Il faut trouver moyen de faire le même tour de force pour ton Coq. Or il sera très indifférent au public et aux journalistes, qui ne sont pas érudits, — tu peux t’en apercevoir, — que tes personnages soient les ingénieuses personnifications des races antiques. Cela plairait à des savants dans la partie ; mais combien y en a-t-il ? Et le peu qu’il y en a ne te liront même pas : il suffit qu’une chose s’appelle roman pour qu’ils ne l’ouvrent jamais.
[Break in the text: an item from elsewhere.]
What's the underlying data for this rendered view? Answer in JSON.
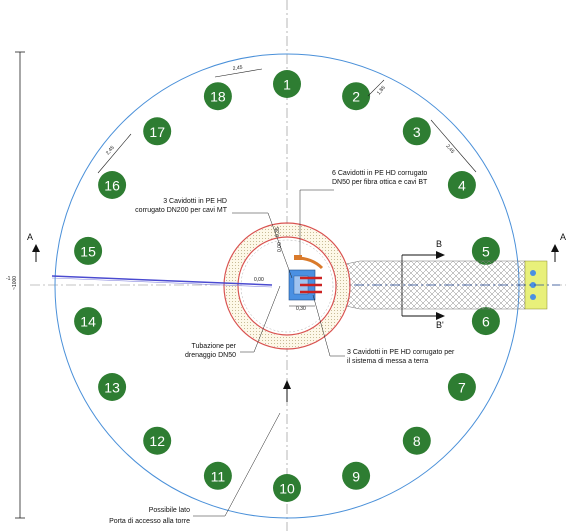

Donc, ta science sera perdue et te nuira, si c’est en vue de la science que tu fais ton livre. Il est amusant et plein de grandissimes qualités, c’est bien ; mais il y faut une base qui manque. Il faut un ton, c’est-à-dire une forme, un style qui rattache l’esprit du lecteur à une époque connue de lui. Plus tu la prendras moderne, plus tu auras de lecteurs. La couleur indiano-persane en aura dix sur cent ; personne ne la connaît. La couleur d’Apulée en aura cent sur cent : le type de l’Âne d’or est devenu populaire. Tu vois que c’est bien important, et je te croyais fixé là-dessus. Je voudrais qu’avant d’entreprendre un nouvel Âne d’or, tu fisses du Coq d’or[1] une chose dans cette couleur. Il était convenu qu’un Apulée ou un Lucien

  1. Le Coq aux cheveux d’or, roman de Maurice Sand.